Es ist mittlerweile fast ein Jahrzehnt her, dass vor der Küste Japans der Meeresboden bebte und ein Tsunami das Nuklearkraftwerk von Fukushima zerstörte. Die Reaktorkatastrophe hatte globale Auswirkungen, viele Staaten fuhren den Anteil von aus Kernkraft gewonnenem Strom zurück oder beschlossen gar den kompletten Ausstieg aus dem Atomstrom.

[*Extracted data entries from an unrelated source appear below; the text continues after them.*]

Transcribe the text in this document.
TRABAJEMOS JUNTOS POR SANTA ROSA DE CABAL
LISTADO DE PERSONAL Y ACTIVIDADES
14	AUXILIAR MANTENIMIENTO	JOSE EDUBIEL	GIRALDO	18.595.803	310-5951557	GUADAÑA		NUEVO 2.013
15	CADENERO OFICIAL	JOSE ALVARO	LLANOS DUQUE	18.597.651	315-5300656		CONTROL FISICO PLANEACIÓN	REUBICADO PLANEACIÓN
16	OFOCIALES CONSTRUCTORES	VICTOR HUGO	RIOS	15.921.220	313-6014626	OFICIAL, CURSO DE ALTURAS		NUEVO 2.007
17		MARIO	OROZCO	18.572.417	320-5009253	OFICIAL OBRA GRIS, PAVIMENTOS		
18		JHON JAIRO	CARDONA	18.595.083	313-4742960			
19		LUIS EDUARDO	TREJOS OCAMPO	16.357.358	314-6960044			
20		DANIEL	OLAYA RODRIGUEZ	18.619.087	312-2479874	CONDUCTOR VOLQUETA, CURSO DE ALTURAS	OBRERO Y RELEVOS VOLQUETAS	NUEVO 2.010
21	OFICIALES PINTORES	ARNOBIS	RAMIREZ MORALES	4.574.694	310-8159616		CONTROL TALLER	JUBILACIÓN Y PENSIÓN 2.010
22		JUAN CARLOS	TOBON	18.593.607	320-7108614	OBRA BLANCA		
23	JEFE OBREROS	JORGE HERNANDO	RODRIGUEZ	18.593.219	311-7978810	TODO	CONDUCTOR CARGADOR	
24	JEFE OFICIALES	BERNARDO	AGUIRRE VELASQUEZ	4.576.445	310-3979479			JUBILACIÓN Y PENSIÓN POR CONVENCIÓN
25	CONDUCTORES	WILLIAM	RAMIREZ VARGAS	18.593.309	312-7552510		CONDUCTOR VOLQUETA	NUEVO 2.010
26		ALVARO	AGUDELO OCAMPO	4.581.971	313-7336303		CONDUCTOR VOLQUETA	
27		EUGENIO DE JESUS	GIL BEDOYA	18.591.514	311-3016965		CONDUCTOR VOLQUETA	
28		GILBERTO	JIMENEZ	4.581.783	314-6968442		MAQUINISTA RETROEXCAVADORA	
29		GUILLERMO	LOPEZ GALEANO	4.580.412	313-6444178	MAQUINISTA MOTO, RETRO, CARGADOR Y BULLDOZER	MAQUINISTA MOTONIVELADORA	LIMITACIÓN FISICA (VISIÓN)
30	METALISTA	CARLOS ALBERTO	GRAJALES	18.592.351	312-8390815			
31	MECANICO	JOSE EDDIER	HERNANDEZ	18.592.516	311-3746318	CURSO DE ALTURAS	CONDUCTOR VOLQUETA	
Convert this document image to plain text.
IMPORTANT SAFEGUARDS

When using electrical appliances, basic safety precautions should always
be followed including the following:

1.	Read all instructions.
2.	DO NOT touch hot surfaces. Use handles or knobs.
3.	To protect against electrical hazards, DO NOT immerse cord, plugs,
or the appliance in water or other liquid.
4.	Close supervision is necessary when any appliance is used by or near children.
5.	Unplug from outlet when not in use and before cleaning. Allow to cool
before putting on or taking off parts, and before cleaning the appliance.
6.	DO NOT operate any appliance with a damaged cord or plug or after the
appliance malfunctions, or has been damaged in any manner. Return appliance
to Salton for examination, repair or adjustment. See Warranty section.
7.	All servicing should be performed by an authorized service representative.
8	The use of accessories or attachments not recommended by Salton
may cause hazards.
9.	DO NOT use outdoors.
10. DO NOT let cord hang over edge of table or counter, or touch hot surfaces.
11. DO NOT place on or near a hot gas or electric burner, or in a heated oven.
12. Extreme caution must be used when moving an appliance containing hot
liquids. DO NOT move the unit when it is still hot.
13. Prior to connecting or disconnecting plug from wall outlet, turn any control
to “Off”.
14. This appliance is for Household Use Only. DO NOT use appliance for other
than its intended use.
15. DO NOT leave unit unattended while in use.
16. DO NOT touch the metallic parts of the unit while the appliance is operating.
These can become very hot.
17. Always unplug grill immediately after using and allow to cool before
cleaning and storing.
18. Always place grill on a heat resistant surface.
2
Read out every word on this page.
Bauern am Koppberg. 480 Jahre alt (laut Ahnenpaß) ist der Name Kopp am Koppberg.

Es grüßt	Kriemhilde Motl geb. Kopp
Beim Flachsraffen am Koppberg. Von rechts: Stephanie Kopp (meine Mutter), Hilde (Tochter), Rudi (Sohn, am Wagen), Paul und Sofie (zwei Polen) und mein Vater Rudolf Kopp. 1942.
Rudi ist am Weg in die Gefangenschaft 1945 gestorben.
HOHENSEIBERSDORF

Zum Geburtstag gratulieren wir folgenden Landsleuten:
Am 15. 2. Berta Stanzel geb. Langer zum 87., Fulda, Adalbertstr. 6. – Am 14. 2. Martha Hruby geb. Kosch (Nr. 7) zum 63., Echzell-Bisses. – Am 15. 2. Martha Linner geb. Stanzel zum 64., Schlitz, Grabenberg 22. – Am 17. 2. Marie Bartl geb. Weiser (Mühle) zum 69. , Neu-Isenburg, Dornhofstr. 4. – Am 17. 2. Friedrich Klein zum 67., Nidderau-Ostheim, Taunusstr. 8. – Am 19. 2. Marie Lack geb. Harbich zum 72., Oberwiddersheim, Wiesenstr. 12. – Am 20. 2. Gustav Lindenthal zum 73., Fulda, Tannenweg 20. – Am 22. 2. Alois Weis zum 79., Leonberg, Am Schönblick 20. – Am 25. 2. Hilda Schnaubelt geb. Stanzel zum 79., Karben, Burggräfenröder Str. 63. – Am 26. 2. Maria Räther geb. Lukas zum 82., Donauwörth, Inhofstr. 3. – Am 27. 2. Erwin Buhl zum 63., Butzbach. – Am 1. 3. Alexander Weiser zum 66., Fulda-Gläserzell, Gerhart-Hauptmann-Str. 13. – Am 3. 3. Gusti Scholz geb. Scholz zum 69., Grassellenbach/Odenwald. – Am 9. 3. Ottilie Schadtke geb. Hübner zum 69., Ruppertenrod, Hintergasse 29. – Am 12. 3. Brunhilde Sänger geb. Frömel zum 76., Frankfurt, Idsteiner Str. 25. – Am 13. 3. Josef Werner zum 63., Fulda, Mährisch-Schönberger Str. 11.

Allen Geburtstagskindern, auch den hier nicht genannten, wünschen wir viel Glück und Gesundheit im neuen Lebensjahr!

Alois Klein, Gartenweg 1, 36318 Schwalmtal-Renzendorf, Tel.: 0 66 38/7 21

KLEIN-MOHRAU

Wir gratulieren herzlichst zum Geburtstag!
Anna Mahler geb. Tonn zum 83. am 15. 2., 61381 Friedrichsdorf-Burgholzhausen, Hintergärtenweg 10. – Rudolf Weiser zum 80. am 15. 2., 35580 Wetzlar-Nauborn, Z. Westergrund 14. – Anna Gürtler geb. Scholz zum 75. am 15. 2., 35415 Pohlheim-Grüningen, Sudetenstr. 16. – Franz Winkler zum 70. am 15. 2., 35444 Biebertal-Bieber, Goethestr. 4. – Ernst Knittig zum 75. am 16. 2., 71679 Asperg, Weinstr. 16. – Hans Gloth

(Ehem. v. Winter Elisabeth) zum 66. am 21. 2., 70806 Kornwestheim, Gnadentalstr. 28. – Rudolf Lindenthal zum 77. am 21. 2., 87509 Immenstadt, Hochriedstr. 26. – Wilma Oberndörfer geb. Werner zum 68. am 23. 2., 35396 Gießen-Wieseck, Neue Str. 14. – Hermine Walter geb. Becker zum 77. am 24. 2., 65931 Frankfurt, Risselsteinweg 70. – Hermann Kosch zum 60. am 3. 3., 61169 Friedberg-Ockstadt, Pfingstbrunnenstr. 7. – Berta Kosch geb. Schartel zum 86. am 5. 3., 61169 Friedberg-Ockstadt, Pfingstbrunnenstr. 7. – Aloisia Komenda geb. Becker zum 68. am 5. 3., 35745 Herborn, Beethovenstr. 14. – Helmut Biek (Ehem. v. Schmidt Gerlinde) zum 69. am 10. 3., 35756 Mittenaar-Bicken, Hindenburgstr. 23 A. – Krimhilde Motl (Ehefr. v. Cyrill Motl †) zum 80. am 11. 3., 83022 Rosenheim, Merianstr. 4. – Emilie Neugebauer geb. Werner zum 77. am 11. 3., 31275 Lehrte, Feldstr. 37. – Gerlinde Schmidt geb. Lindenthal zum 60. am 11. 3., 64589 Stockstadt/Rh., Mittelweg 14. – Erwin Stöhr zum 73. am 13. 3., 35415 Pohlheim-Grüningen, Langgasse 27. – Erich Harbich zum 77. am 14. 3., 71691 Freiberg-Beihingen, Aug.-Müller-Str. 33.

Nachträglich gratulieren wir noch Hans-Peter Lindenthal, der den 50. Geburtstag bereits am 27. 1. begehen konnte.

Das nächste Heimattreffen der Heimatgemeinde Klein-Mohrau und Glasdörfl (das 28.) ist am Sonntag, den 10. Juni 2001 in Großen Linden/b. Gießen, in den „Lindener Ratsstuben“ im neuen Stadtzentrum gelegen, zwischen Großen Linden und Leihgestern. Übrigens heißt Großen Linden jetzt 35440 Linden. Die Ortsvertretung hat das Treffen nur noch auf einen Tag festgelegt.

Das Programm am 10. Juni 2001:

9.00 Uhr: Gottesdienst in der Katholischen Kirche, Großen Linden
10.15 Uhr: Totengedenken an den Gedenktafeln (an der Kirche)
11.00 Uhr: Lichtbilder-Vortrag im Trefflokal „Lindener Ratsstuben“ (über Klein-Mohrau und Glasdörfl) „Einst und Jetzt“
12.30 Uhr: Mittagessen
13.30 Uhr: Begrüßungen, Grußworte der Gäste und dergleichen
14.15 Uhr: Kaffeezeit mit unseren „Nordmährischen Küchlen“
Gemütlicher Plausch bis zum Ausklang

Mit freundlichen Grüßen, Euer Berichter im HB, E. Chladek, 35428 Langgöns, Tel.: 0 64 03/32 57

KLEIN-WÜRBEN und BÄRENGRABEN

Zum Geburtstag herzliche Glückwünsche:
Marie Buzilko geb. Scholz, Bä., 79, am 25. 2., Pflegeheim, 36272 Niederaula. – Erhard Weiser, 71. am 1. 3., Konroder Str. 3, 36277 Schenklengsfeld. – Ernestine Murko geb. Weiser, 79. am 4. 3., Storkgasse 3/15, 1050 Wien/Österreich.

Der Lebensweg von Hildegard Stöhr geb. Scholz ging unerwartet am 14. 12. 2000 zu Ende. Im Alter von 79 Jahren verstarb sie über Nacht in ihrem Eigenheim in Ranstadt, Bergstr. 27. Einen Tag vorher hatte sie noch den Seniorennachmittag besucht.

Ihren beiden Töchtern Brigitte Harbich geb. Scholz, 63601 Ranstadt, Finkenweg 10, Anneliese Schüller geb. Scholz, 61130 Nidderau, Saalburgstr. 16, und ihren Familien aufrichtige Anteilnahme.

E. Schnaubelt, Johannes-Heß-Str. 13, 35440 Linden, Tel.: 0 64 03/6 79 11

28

Vor allem auch in Japan selbst stieg seither die Skepsis, und der Anteil von Nuklearstrom am Energiemix fiel von rund einem Drittel auf gerade einmal sechs Prozent.

Japan kompensiert diesen Einbruch kaum mit sauberem Strom aus erneuerbaren Energien – diese machen gerade einmal 16 Prozent des nationalen Strombedarfs aus –, sondern vordergründig mit fossilen Brennstoffen. Und obwohl aktuelle Studien zeigen, dass Erneuerbare aus Wind (ab 2022) oder Solar (ab 2023) schon sehr bald kostengünstiger produziert werden könnten, hält Tokio weiterhin an den Plänen fest.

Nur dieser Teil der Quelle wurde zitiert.